- Born: November 24, 1946 (age 79)
- Education: University of Illinois;
- Occupation: Climatologist
- Spouse: Margaret Cahalan ​(m. 1968)​
- Children: 2
- Awards: NASA Exceptional Service Medal

= Robert Cahalan =

American climatologist

Robert F. Cahalan (born November 24, 1946) is an Emeritus Scientist at NASA's Goddard Space Flight Center. He was the chief of the Laboratory for Climate and Radiation from 2003 to 2013, a Project Scientist of the Solar Radiation and Climate Experiment and the president of the International Radiation Commission of the International Association of Meteorology and Atmospheric Sciences (a member of the International Union of Geodesy and Geophysics) from 2008 to 2012. His interests include climate change, energy balance, remote sensing, and solar radiation.

==Biography==
Cahalan grew up in Miamisburg, Ohio and Cincinnati, Ohio and received his master's degree and Doctorate in physics from the University of Illinois in 1969 and 1973. After a two-year post-doc at Syracuse University, and a third year as Visiting Professor there, he became a senior post-doc at the National Center for Atmospheric Research after which he joined NASA Goddard Space Flight Center as a civil servant. There he spent 1979–present, retiring from civil service in 2015 to become Emeritus Scientist. In 2015 he also joined the Johns Hopkins Applied Physics Laboratory as a Senior Scientist.

In 2003–2006 he was the founding chair of the Observations Working Group of the U.S. Global Change Research Program (USGCRP) reported on the status of Earth Observations in an annual report to the US Congress and assisted in coordinating the National Climate Assessment.

Cahalan received the 2006 NASA Exceptional Service Medal, the 2006 NOAA medal for "Outstanding Leadership and Service," and in 2009 was elected a Fellow of the American Meteorological Society.

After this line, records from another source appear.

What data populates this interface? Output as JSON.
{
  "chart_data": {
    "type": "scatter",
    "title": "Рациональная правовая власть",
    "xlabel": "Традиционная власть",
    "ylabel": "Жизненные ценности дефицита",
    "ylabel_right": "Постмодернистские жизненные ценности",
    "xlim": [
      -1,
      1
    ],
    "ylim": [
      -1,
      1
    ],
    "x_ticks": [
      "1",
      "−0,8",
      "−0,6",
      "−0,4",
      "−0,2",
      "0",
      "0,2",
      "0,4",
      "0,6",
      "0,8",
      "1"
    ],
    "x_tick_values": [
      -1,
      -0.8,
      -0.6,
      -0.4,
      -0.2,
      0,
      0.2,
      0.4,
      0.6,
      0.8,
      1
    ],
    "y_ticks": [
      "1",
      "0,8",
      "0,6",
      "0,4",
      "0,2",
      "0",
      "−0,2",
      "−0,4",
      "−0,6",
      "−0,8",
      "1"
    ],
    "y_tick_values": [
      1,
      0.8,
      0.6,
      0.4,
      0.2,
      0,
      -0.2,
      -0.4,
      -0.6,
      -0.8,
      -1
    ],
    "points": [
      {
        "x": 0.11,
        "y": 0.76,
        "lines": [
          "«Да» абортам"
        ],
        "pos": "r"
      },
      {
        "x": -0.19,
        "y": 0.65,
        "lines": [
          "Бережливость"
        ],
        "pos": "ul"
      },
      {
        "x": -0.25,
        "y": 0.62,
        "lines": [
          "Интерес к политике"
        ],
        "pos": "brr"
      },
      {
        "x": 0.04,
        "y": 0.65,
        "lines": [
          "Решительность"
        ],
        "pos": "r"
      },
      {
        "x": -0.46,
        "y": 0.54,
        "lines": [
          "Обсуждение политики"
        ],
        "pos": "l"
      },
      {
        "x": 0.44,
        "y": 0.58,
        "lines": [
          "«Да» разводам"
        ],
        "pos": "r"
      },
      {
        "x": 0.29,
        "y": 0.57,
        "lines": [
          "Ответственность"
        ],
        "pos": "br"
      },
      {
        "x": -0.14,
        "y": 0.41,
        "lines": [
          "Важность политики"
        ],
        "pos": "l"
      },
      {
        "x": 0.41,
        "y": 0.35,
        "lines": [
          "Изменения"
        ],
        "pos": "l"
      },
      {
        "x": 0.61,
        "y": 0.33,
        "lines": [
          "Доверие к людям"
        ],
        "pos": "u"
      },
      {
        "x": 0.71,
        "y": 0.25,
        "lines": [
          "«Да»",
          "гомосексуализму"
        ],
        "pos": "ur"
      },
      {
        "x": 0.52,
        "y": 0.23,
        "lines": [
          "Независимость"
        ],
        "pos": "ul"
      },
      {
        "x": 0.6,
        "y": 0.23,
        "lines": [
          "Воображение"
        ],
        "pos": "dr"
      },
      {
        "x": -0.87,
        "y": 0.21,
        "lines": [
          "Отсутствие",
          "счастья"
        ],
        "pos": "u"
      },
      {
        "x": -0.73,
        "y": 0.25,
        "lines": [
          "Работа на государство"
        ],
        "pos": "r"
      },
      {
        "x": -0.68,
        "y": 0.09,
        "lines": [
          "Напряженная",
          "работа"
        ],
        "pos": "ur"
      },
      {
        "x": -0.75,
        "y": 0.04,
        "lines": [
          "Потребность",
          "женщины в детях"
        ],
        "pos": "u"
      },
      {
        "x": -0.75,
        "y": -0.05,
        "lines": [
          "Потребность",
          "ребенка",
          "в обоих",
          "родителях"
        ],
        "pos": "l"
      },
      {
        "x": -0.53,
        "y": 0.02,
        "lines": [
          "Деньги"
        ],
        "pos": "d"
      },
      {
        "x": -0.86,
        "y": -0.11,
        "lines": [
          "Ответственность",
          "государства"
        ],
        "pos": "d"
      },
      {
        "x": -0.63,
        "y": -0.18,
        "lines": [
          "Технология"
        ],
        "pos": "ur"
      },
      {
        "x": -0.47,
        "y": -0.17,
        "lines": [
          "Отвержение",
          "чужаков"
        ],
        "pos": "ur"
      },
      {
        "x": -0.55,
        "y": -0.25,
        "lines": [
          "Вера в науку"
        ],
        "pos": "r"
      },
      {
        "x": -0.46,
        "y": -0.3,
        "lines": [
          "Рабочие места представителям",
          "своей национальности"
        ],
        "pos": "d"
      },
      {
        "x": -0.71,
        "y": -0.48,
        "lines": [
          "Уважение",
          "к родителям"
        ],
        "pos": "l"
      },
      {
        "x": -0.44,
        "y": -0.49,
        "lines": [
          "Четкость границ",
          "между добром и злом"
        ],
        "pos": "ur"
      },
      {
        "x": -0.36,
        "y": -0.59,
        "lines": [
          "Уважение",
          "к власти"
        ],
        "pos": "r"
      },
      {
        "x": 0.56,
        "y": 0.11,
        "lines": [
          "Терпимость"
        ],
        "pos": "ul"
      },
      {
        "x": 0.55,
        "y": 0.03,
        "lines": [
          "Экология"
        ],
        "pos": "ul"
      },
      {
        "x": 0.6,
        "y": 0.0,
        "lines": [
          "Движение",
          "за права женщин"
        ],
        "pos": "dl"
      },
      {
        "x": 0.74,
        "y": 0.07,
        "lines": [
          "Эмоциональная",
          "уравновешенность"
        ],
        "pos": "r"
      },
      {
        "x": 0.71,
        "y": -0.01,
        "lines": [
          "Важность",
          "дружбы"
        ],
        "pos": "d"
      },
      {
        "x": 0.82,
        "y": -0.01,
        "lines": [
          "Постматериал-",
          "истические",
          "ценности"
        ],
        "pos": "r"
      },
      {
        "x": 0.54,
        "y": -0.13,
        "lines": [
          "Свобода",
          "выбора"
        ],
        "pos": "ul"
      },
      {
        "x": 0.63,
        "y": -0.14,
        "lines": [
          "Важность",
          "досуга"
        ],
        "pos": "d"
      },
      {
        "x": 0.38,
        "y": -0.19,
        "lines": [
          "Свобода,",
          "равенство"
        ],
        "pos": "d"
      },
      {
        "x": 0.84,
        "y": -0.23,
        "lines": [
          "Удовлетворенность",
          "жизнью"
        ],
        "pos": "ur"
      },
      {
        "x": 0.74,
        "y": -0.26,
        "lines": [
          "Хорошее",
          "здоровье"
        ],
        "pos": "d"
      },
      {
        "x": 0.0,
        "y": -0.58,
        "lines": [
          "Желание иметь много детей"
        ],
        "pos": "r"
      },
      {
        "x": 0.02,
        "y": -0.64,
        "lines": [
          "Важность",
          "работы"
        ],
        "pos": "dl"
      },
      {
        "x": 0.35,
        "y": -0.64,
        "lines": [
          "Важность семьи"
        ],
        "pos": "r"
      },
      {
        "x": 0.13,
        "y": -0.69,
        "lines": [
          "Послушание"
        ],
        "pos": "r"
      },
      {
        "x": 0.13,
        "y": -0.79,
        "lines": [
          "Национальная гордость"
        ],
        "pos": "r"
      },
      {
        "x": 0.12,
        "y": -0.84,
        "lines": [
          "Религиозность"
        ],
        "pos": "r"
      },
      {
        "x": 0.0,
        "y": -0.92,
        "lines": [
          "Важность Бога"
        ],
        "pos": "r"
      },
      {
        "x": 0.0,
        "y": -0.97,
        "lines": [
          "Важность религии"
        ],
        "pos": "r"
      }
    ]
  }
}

Cahalan now lives in Greenbelt, Maryland with his wife Margaret Cahalan, whom he married in 1968. He has two sons, Joel and Gabriel. In 2005, Cahalan and his wife founded CHEARS, the Chesapeake Education, Arts, and Research Society, a non-profit organisation dedicated to promoting ecological stewardship and artistic expression in the Chesapeake area.